La sua passione per l’architettura è cresciuta di pari passo con quella per la fotografia. 
«La fotografia è sempre stata una mia passione: ho iniziato a fotografare prima con una minuscola Comet, poi una vecchia macchina a soffietto, una Voigtländer che avevo recuperato fra gli arnesi dimenticati da mio padre in un armadio, insieme alla lama del rasoio a mano e allo scatolone dei colletti inamidati con il loro bottoncino d’oro. Poi sono passato alla Rolleyflex e a una Hassemblad 500. Ho iniziato a 20 anni a girare il mondo avendo come unico scopo quello di rendermi conto dal vivo del mio rapporto con la forma e la dimensione degli edifici. Iniziai a guardare esterrefatto e a sognare se mai un giorno sarei stato capace di tanta meraviglia. Di fronte a quei monumenti confesso di aver trascorso anche una notte intera a guardare e ragionare. Poi, quando ho iniziato a insegnare all’università, questo “guardare dal vivo” mi ha permesso di fare delle lezioni molto più affascinanti, proiettando diapositive che tenevano gli studenti incollati alle sedie per ore di seguito».

Che cosa le ha insegnato la fotografia come architetto?
«Il modo di guardare. Lo sguardo in architettura è tutto: imparare con gli occhi le proporzioni delle cose, il modo in cui sono inserite nello spazio. In fondo l’architettura è tutta lì: nella qualità dello spazio e nel suo rapporto con il tempo. Lo aveva capito bene Siegfried Giedion, autore del fondamentale saggio Spazio, tempo e architettura, che lessi appena mi iscrissi all’università, nel 1952».

E come vede l’architettura oggi?
«Molto male.

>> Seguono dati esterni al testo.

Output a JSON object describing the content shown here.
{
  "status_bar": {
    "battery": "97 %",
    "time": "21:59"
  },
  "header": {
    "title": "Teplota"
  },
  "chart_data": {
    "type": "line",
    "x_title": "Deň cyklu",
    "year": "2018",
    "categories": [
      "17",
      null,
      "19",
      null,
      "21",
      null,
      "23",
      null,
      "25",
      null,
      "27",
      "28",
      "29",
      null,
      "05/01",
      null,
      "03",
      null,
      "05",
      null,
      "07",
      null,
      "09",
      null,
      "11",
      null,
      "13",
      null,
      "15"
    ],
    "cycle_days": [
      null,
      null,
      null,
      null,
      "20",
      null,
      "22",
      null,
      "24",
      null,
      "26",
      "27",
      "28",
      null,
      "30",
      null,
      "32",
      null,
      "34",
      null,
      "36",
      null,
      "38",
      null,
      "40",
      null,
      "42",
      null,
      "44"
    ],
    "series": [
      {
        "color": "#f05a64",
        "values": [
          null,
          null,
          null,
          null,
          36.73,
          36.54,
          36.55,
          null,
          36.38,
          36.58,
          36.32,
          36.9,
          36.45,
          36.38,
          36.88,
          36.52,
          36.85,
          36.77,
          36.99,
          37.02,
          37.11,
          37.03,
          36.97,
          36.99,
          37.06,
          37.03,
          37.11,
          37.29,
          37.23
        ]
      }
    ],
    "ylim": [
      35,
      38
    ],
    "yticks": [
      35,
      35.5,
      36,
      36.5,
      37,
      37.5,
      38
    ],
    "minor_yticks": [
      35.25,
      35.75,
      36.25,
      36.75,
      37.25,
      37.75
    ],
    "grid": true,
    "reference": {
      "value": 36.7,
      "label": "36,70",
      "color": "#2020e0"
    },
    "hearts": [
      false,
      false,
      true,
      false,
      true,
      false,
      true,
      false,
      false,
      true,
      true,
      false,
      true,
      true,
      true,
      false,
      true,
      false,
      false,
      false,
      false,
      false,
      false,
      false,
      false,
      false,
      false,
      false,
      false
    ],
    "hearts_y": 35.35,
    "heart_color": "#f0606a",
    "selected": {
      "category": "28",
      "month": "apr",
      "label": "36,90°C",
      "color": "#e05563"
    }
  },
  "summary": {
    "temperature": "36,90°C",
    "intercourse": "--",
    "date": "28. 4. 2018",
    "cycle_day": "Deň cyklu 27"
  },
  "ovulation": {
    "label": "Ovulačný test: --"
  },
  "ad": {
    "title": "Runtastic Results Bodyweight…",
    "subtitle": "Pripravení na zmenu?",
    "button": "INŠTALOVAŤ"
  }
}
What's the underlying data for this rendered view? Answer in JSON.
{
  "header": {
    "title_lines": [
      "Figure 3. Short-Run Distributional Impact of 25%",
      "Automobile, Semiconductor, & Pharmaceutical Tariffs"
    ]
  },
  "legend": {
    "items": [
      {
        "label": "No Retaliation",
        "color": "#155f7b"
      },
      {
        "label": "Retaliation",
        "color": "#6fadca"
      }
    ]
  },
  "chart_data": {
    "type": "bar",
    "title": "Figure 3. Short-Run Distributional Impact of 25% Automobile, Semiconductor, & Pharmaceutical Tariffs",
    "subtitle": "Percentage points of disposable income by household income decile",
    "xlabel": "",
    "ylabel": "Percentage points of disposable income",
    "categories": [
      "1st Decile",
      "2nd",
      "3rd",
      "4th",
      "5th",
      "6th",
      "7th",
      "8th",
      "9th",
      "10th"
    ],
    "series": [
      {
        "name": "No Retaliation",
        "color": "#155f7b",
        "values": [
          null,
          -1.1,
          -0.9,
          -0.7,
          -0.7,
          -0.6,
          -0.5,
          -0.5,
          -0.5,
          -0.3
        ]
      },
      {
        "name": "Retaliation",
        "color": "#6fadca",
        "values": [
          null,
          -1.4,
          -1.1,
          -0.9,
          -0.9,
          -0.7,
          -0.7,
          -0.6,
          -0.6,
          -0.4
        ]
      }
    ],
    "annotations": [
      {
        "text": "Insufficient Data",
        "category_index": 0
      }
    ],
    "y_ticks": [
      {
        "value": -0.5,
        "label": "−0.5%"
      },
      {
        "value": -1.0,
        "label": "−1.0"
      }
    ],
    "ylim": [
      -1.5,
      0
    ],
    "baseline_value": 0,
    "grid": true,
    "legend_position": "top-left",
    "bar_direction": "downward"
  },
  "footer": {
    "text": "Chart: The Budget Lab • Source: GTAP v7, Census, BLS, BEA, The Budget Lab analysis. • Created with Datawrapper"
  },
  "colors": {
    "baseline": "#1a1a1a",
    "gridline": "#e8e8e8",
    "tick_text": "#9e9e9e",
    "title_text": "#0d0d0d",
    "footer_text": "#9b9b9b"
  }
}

Ha perso l’anima. È un’architettura dei segni, senza contenuti, senza iconografia, manca completamente di significato, benché sia formalmente ineccepibile. La vera architettura deve essere come la scrittura di Proust: deve saper leggere dentro l’uomo; evocare profumi, ricordi, mondi; deve procurare un’emozione interiore molto forte».

Non salverebbe nessuno tra i contemporanei?
«Salverei solo Renzo Piano. Il resto, francamente, non mi interessa».